The issue of inherited trauma is personal to Suzette as her daughter suffers from it. Research, she points out, does indicate that changes to the genetic makeup sometimes do occur, and this can skip a generation. Suzette's daughter, who is named for her grandmother, whom she has never known, woke up one night in a horrible panic. She was 29 or 30 then, and she cried uncontrollably because she actually felt the losses her great-grandmother had experienced. During that traumatic night, the daughter's description of her sense of loss exactly tracked the great-grandmother's losses. She has the "vigilance and sensitivity" Suzette's grandmother had, Suzette explains. "She actually FELT the experiences," she emphasizes. "She felt the ancestral pull, and has the ability to sense danger."

Suzette's daughter has dedicated her life to healing from trauma, and has found a career helping others heal.

Suzette is now "aghast" at Holocaust denial. She believes more should be done to get more schools to visit Holocaust museums. Another solution she suggests is mandating that perpetrators of hate crimes receive some type of education "in order to see the humanity in others."

Suzette is aware of how much she has received from her parents. Because her parents had a knack for reading people and situations -- a knack which helped them survive -- Suzette claims that she has picked up this ability, and she considers that a tremendous advantage in life. Another gift is the talent and drive for competitive swimming. Suzette as well as her children became competitive swimmers, as her mother had been.

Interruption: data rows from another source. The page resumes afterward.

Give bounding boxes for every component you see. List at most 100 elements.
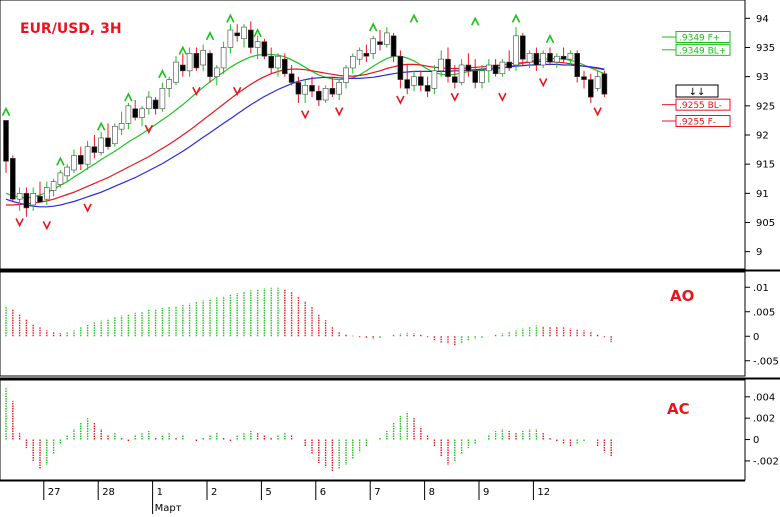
fractal-up-marker — [56, 156, 65, 166]
chart-title: EUR/USD, 3H — [20, 21, 122, 37]
candle-body — [567, 53, 574, 60]
signal-arrow-text: ↓↓ — [689, 87, 706, 98]
candle-body — [268, 55, 275, 69]
ac-panel-frame — [0, 379, 746, 481]
main-y-tick-label: 92 — [756, 131, 769, 142]
candle-body — [383, 32, 390, 45]
candle-body — [220, 47, 227, 69]
candle-body — [404, 79, 411, 89]
candle-body — [30, 193, 37, 206]
candle-body — [438, 58, 445, 72]
candle-body — [234, 32, 240, 37]
main-y-tick-label: 915 — [756, 160, 775, 171]
candle-body — [587, 79, 594, 98]
candle-body — [166, 79, 172, 89]
candle-body — [295, 82, 302, 95]
candle-body — [390, 35, 397, 57]
ao-panel: -.005 0 .005 .01 — [0, 271, 780, 380]
x-axis-month-label: Март — [155, 503, 182, 514]
candle-body — [329, 88, 336, 95]
candle-body — [574, 53, 581, 77]
candle-body — [506, 61, 513, 69]
main-y-tick-label: 94 — [756, 14, 769, 25]
fractal-down-marker — [300, 110, 310, 120]
ac-y-tick-label: .004 — [753, 392, 775, 403]
candle-body — [98, 137, 104, 153]
ao-label: AO — [670, 287, 694, 305]
candle-body — [200, 50, 206, 66]
candle-body — [458, 64, 465, 83]
x-axis-label: 8 — [429, 487, 435, 498]
candle-body — [594, 76, 601, 89]
candle-body — [152, 99, 159, 110]
candle-body — [499, 61, 506, 75]
candle-body — [50, 181, 57, 191]
candle-body — [465, 64, 472, 72]
fractal-down-marker — [334, 107, 344, 117]
fractal-down-marker — [396, 95, 405, 105]
main-y-tick-label: 93 — [756, 72, 769, 83]
candle-body — [159, 88, 166, 110]
candle-body — [118, 123, 125, 130]
candle-body — [601, 73, 608, 95]
ac-panel: -.002 0 .002 .004 — [0, 379, 779, 481]
candle-body — [241, 26, 247, 40]
ao-y-tick-label: -.005 — [753, 356, 779, 367]
candle-body — [3, 120, 9, 162]
candle-body — [479, 70, 485, 83]
candle-body — [288, 73, 295, 83]
ac-y-tick-label: 0 — [753, 435, 759, 446]
candle-body — [526, 53, 533, 63]
candle-body — [553, 55, 560, 63]
candle-body — [173, 61, 179, 83]
candle-body — [547, 53, 553, 63]
fractal-down-marker — [83, 203, 92, 213]
fractal-down-marker — [15, 218, 24, 228]
ao-y-tick-label: .005 — [753, 307, 775, 318]
x-axis-label: 6 — [320, 487, 326, 498]
candle-body — [451, 76, 458, 83]
x-axis-label: 7 — [374, 487, 380, 498]
x-axis-label: 1 — [157, 487, 163, 498]
candle-body — [261, 41, 268, 57]
fractal-up-marker — [253, 28, 262, 38]
ao-y-tick-label: 0 — [753, 332, 759, 343]
candle-body — [125, 105, 132, 124]
main-price-panel: 9 905 91 915 92 925 93 935 94 ↓↓ .9349 F+ .9349 BL+… — [0, 0, 780, 272]
x-axis-label: 5 — [265, 487, 271, 498]
price-tag-box — [675, 43, 731, 56]
fractal-down-marker — [450, 92, 460, 102]
fractal-down-marker — [42, 221, 52, 231]
candle-body — [186, 53, 193, 72]
candle-body — [492, 64, 499, 75]
candle-body — [363, 53, 370, 57]
candle-body — [57, 172, 64, 185]
candle-body — [485, 64, 492, 72]
ac-y-tick-label: .002 — [753, 414, 775, 425]
candle-body — [227, 29, 234, 48]
fractal-down-marker — [498, 92, 507, 102]
candle-body — [275, 55, 281, 69]
ac-label: AC — [667, 400, 690, 418]
candle-body — [397, 55, 404, 80]
fractal-up-marker — [545, 33, 555, 44]
candle-body — [411, 76, 417, 86]
fractal-up-marker — [205, 31, 215, 41]
fractal-up-marker — [96, 121, 106, 131]
ac-y-tick-label: -.002 — [753, 456, 779, 467]
candle-body — [146, 96, 152, 110]
candle-body — [214, 67, 220, 77]
price-tag-label: .9349 F+ — [679, 34, 720, 44]
candle-body — [105, 137, 111, 147]
candle-body — [84, 146, 91, 165]
fractal-up-marker — [470, 16, 480, 26]
candle-body — [132, 108, 138, 118]
candle-body — [424, 85, 431, 92]
candle-body — [315, 90, 322, 101]
candle-body — [23, 193, 30, 209]
x-axis-label: 27 — [48, 487, 61, 498]
candle-body — [519, 35, 526, 60]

A surprise gift from her mother came in the form of a letter Katie had written when she had given birth to Suzette, and which she presented to Suzette when she gave birth to a daughter. In this letter, she expressed her fear for her baby. Apparently, the Nazis had administered shots to the women in Auschwitz so that they would not menstruate, and since the experiments Mengele had performed on twins was on Katie's mind, she worried that her baby would be born a monster. She was keenly aware that "things could go wrong." Expressing her love for her baby, she wrote: "I pray I have the wisdom to know this is your life and not my life continuing." Suzette was always aware of her mother's respect for her choices.

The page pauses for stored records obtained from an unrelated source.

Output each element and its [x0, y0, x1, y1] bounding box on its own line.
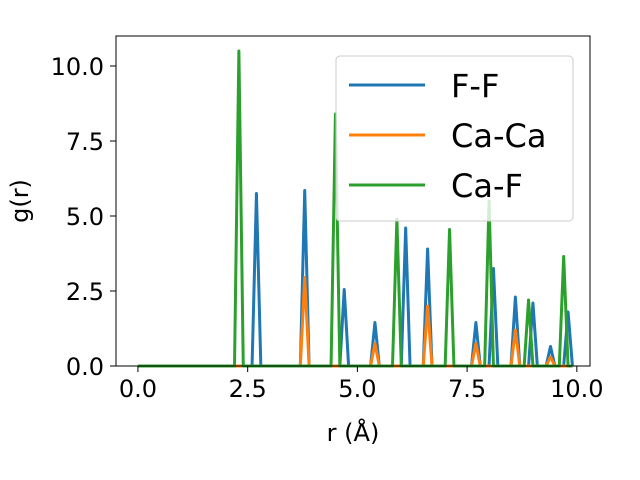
legend-label-ca-f: Ca-F [451, 167, 523, 205]
y-tick-label: 0.0 [66, 353, 104, 381]
plot-frame [115, 35, 591, 367]
x-tick-label: 7.5 [448, 375, 486, 403]
legend: F-F Ca-Ca Ca-F [335, 55, 574, 222]
x-tick-label: 10.0 [550, 375, 603, 403]
x-tick-label: 5.0 [338, 375, 376, 403]
legend-box [335, 55, 574, 222]
y-axis: 0.0 2.5 5.0 7.5 10.0 [51, 53, 116, 381]
x-tick-label: 0.0 [119, 375, 157, 403]
x-tick-label: 2.5 [229, 375, 267, 403]
x-axis: 0.0 2.5 5.0 7.5 10.0 [119, 366, 604, 403]
series-line-ca-ca [137, 276, 573, 368]
y-tick-label: 5.0 [66, 203, 104, 231]
legend-label-f-f: F-F [451, 67, 499, 105]
legend-label-ca-ca: Ca-Ca [451, 117, 546, 155]
y-tick-label: 10.0 [51, 53, 104, 81]
y-axis-label: g(r) [6, 179, 34, 223]
y-tick-label: 2.5 [66, 278, 104, 306]
x-axis-label: r (Å) [327, 418, 380, 447]
y-tick-label: 7.5 [66, 128, 104, 156]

When it came time to select a career, Suzette knew she could not bear to work in any field where a mistake could cost a person's life. If she had become a physician, she explains, she could not live with knowing she had made a mistake that cost a life. She also eliminated the career of attorney because a mistake as an attorney could cost someone their freedom.

"I think as a 2G, losses are felt deeply and I couldn't fathom being a part of that."

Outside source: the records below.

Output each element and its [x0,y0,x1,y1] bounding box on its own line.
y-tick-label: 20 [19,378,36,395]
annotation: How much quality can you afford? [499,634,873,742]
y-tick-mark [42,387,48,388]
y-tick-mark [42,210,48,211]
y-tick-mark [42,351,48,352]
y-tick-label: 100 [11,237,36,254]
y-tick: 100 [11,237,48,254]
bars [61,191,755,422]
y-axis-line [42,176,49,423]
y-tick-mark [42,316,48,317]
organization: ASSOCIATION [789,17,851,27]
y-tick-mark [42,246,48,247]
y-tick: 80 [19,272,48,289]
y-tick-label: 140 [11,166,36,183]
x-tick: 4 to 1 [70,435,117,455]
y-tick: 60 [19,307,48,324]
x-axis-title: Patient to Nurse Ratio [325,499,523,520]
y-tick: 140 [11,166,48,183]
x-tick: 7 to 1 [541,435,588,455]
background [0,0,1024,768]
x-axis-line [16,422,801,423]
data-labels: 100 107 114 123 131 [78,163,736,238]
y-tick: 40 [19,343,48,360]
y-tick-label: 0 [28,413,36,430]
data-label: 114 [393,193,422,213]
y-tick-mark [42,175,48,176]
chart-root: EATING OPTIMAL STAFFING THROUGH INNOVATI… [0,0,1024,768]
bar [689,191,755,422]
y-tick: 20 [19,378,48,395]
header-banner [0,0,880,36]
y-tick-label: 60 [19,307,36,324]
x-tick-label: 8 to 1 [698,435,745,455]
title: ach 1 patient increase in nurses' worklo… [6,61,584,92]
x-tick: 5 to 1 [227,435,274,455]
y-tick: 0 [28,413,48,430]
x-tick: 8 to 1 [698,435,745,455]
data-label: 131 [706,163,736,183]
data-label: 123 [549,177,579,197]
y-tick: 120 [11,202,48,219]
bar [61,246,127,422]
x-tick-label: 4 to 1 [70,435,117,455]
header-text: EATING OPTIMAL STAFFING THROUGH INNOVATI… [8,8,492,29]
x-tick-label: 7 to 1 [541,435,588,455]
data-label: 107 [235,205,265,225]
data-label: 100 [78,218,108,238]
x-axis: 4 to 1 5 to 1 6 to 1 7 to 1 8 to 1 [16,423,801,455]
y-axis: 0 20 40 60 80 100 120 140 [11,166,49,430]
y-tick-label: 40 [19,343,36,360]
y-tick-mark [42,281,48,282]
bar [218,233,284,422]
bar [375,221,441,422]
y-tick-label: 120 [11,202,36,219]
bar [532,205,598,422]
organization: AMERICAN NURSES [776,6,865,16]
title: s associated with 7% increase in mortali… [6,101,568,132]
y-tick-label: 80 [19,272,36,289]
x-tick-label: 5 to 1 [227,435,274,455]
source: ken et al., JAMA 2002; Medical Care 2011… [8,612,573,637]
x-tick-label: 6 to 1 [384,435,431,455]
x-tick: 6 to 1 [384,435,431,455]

Suzette became a biostatistician. Does this career choice have any connection to her 2G background? In this field, the only thing a mistake can lose is money, and "I can always make that up." Aside from the obvious fact that she must be good in math, Suzette points out that "venture investing is very much more than the numbers. It entails assessing people -- the management teams who run the companies we invest in."

She explains, "I think my skill at that and my confidence in that skill came from how my parents navigated their Holocaust experiences." She is able to compartmentalize and to judge people and situations well.

She quotes words her parents always told her: " They can take away your possessions, but they cannot take away your learning and your experiences." Suzette lives by that mantra, taking her children and grandchildren to special places and cultural events and teaching them skills. This way, what they gain is surely more precious and long-lasting than possessions.

Suzette has clearly learned from her parents' example to turn a negative around so that it becomes an advantage. It is surely likely that she is passing that on to her children and grandchildren as well.